I’m happy that you wrote me with this question because I’ve seen so many exhibitions where there was an amazing spectacle of gadgetry (lights, things that moved or beeped, stuff on timers and motions sensors, videos, etc.) and while I’ve marveled at the technical know-how of the makers, I sometimes feel like there’s little beyond the wow-factor. It’s not often that I’ve found the bells and electronic whistles to be well-married to the ideas behind them (exceptions include Jon Kessler, Arthur Ganson, Ann Hamilton). In fact, as some kinds of technology get cheaper and easier to use, the more it seems like ideas are being replaced with Arduinos.
How to avoid this in your own work? It might be as simple as sitting down and making a list of the things you think are interesting or exciting. Are you keen on human perception or modern warfare or social relations? Do you moonlight in a job that informs your work? What kinds of books/articles/websites do you find yourself reading these days—romances and celebrity gossip, news and true crime, Cold War biographies? Do you prefer to be soothed or energized? Poke around in the corners of your mind for some thoughts on what makes you tick and write it all down in a big messy unedited list. It’ll take you about ten minutes. Do it today and then put the list away.
At the end of the week, take the list back out and look it over with fresh eyes. As you read it again you might have further thoughts you want to add–go ahead and do that as you read. Then draw some lines to connect ideas you think are related. Which idea(s) are you most excited about? Are there any that lend themselves well to visual expression? This list gives you a place to start.
Now, what to do with these ideas? Well, one route would be to try to work their expression into projects that use the programming and digital technology with which you are familiar. This is probably the easier way to go because you are already proficient with the tools you use. But if you’d like a challenge, you could try instead to use these ideas to create a small body of work that doesn’t utilize technology. Make at least three pieces that use other media. You don’t have to show this work to anyone if you don’t want to, and you can quit at any point, but it might be valuable in terms of clarifying your core ideas. Often, simple experimentation can resolve many dilemmas.

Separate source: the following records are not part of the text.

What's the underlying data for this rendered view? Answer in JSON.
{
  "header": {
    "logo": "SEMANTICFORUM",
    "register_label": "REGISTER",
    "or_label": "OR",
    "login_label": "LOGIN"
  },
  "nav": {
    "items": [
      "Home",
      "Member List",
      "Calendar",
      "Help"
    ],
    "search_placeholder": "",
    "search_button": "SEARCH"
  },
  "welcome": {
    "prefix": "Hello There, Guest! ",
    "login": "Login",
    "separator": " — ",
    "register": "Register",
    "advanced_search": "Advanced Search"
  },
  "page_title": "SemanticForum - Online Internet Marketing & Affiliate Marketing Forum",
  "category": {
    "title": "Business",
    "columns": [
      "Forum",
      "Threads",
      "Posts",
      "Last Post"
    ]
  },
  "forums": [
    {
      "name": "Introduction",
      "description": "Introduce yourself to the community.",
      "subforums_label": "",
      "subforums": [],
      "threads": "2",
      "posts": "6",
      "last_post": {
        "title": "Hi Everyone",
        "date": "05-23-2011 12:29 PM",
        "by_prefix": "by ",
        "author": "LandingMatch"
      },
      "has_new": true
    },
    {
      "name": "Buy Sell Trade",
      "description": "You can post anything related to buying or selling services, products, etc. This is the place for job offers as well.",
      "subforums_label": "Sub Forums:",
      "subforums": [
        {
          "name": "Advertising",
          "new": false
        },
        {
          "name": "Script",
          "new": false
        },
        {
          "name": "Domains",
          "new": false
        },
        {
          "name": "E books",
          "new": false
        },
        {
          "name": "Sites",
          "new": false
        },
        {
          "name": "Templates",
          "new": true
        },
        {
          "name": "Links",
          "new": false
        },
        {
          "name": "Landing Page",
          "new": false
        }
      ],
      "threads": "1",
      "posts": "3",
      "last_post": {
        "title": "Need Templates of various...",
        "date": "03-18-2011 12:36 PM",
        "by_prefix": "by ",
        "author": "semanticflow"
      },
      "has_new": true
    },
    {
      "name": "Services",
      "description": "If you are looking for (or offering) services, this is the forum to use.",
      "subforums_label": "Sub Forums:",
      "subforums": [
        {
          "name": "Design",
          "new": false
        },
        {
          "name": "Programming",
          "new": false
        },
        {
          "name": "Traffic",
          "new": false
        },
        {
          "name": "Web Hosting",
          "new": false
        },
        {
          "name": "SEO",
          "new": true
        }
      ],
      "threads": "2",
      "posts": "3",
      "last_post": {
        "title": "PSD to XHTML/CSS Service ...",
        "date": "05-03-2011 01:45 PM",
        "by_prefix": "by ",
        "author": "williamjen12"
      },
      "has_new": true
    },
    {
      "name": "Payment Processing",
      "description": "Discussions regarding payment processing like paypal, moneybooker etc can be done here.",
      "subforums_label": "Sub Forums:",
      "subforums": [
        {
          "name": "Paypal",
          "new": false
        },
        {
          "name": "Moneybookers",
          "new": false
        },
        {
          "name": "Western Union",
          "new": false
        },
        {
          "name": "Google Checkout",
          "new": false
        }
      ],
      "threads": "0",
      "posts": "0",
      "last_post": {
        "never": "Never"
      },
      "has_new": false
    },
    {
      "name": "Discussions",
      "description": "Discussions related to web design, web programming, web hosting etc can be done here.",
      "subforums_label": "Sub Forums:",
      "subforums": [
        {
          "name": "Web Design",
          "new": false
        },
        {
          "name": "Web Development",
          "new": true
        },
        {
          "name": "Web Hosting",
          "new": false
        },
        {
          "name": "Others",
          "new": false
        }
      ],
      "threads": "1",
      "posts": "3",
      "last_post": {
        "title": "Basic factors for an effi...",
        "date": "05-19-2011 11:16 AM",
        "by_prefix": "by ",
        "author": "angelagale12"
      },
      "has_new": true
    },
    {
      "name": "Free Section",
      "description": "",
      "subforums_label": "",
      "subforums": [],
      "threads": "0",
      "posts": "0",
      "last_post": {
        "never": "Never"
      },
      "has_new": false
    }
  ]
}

As you begin to work with your idea list, keep in mind that the medium is the message (yes, still). The format you use to express your ideas will change the character of each concept. A landscape executed in collage is different from a painting, which is different from a video projection even if the image is essentially the same. Of course you might find that the high-tech solution is the right path for some of your concepts, and that’s fine. The key is to determine the right solution for every case, and it seems unlikely that everything you’re thinking about demands the same approach. Just remember to work slowly and check in with your original list from time to time as you go. Consider it a road map for the near future, one in which your ideas take center stage and you use the skills and technologies that are appropriate to the expression of each.